Zerto 10 Role-based Access Controls via Keycloak

If you’re still on Zerto 9.7 or lower on the Windows Zerto Virtual Manager and have been asking for better role-based access controls (RBAC) for Zerto, then you need to get migrated over to the new Zerto Virtual Manager Appliance (ZVMA)!

About the Zerto Virtual Manager Appliance

The Linux-based Zerto Virtual Manager Appliance (ZVMA) made its debut in Zerto 9.5, and has since become the standard going forward with Zerto, as the last Windows version (of the ZVM) was 9.7. In Zerto 10, there is no Windows ZVM, so migration is now on the table and I’d highly recommend going that route to to prevent being left behind (and I will go more into detail about that in another blog post).

In addition to the underlying OS changing, came a modernization of how the ZVM has been architected. Instead of running everything as a single (or maybe a few) Windows services, Zerto has been built to run as containers on top of MicroK8s on a hardened Debian 11 virtual appliance. Please also note that because it’s Debian 11, the minimum vSphere version that supports it is vSphere 7.x.

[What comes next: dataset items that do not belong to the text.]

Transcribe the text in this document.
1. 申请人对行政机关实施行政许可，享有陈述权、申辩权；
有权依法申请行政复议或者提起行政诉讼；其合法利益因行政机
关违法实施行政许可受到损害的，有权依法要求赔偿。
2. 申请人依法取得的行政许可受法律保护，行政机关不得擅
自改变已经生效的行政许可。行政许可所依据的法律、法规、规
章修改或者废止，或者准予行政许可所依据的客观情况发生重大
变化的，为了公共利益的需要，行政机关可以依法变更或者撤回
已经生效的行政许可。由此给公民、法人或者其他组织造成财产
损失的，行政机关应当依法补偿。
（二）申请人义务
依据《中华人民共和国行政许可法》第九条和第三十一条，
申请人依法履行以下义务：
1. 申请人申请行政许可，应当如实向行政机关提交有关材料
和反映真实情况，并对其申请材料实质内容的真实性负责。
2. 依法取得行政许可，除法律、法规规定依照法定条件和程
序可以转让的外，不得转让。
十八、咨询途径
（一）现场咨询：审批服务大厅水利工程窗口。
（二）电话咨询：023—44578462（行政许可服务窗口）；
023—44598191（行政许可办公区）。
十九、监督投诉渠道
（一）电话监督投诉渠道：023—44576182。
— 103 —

That said – there is no separate software package to download and install; the ZVMA is now a fully-packaged OVF that you just deploy in vSphere. The best part is once it’s deployed, you’re ready to use it. This fundamental change on how Zerto has been built also introduced the ability to provide more frequent updates (quarterly) and virtually no disruption as each container can be updated independently without having to disrupt the entire functionality of the ZVM.

Now back to why you’re here…

While in the older versions of Zerto, there were some basic role-based access controls, they relied on vSphere roles, which meant that anyone who needed to log into Zerto would need to have credentials to log onto the vCenter client. This has all changed once you’ve entered the world of the Linux ZVM.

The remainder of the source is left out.